I didn’t care, though. Everything was perfect, and I just wanted to sleep.
But it was so exciting to think about sitting down to dinner with Annie for the first time as a real, honest-to-God couple. I wanted so badly to be alone with her.
Annie said, “Oh my God. I am in love with a fourteen-year-old boy.”
“Get over it, old hag. When you’re ninety, I’ll be eighty-eight.”
EVERYTHING IN MY UNIVERSE CHANGED
that day.
Annie left me at O-Hall. We promised to meet for dinner in half an hour. I watched her walk away, and after every few steps, she’d turn around and see me following her with my eyes, and she’d say, “Go on, Ryan Dean. Get dressed.”
But I watched her until I couldn’t see her anymore.
I went inside. I could hear the guys upstairs noisily getting ready to storm the mess hall. I paused beside the girls’ door and looked through the window to see if Mrs.
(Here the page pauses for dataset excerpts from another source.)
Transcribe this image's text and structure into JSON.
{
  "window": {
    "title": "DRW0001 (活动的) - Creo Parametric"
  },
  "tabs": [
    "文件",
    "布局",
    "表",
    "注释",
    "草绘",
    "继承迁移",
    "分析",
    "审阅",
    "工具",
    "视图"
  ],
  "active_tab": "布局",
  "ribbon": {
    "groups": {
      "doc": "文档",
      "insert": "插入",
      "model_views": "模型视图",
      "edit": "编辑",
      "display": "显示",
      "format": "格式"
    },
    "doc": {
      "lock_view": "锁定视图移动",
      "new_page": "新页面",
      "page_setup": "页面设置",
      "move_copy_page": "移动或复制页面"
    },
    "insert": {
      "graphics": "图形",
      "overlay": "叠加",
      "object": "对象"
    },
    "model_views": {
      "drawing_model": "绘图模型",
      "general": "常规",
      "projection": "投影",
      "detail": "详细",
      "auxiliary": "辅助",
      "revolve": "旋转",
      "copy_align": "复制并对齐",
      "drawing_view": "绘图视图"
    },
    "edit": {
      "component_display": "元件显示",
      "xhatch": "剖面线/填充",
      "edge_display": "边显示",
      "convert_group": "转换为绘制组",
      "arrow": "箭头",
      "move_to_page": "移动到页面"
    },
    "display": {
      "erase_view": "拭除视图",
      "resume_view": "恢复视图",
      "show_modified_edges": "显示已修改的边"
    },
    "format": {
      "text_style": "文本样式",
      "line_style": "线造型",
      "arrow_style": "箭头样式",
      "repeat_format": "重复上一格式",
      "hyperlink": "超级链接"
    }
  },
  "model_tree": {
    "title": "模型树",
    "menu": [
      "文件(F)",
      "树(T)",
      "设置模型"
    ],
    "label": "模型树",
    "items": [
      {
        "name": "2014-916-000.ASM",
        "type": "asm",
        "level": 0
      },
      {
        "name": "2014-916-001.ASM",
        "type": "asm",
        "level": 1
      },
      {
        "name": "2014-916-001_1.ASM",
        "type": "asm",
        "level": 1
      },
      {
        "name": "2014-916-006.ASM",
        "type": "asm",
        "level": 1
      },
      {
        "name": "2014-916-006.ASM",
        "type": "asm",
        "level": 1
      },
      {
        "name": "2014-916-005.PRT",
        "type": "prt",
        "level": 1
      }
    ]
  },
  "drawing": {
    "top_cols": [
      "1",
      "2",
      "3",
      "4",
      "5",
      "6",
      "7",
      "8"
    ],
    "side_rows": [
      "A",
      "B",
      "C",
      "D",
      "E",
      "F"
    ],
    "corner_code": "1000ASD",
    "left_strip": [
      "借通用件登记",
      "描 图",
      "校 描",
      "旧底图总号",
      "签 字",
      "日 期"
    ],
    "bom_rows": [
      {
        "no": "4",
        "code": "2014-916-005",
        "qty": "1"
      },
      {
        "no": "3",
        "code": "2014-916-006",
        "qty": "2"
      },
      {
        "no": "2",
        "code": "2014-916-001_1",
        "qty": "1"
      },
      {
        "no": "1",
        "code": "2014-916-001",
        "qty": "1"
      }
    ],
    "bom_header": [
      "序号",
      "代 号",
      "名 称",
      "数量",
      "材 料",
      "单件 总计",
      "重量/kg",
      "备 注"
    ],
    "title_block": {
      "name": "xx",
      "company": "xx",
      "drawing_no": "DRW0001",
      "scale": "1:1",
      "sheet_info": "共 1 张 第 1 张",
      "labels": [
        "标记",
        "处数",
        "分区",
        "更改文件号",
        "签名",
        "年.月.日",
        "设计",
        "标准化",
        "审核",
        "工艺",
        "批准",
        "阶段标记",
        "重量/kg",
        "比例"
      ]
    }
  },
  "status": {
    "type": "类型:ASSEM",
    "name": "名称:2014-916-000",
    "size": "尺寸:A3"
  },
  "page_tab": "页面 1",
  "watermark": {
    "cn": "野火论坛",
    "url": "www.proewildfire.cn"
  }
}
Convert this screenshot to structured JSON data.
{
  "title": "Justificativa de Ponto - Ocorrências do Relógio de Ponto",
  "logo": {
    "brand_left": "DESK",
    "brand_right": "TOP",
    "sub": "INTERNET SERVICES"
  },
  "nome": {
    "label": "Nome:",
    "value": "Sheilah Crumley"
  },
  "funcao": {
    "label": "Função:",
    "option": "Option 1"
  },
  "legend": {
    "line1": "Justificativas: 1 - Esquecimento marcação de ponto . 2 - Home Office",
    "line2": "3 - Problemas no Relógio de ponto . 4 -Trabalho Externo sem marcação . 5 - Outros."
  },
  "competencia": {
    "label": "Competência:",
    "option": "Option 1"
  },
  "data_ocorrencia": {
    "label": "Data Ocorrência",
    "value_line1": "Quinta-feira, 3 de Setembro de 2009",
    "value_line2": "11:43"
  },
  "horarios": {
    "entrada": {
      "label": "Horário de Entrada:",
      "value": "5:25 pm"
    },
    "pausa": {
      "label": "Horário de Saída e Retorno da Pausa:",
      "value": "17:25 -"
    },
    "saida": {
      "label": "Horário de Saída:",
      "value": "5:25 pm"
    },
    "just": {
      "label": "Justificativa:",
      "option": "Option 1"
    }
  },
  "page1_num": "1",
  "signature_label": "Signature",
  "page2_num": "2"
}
Singer was there. For some stupid reason, I wanted to say thanks to her, like she’d lifted the curse or cast some love spell over Annie.
I know. That was dumb.
I pushed the door open and stuck my head inside. The hallway was dark, but I saw Mrs. Singer standing at the far end, just staring at me. She looked like Mary Todd Lincoln . . . and not just because she had the big-black-dress thing going on; I mean, she
really
looked like someone dug up the corpse of Mary Todd Lincoln fifteen minutes ago and propped her up at the end of the O-Hall girls’ floor hallway.
I said, “Thanks,” and slipped back upstairs.
SEANIE AND JP DIDN’T SIT
near us at dinner that night.
It didn’t matter to me.
Annie and I played “feet” under the table. We hardly ate anything at all because we just stared at each other, and I could tell it started to annoy Joey and Isabel that we were so focused in our own thing—it was like the rest of our friends didn’t exist.
The next couple of days were kind of like that: Mine and Annie’s universe got smaller and quieter.
Seanie didn’t say much to me.
I know he was mad about my starting that fight with JP at the lake, and how Seanie had to take some punches himself when he got between us. JP had long since stopped talking to me, and Megan just moped around like she was so depressed.
Yeah, she didn’t talk to me either.
Oh. And neither did Chas—ever since last Sunday night and the consequence and Screaming Ned, and me making Chas cry when I confessed that Megan and I had been fooling around.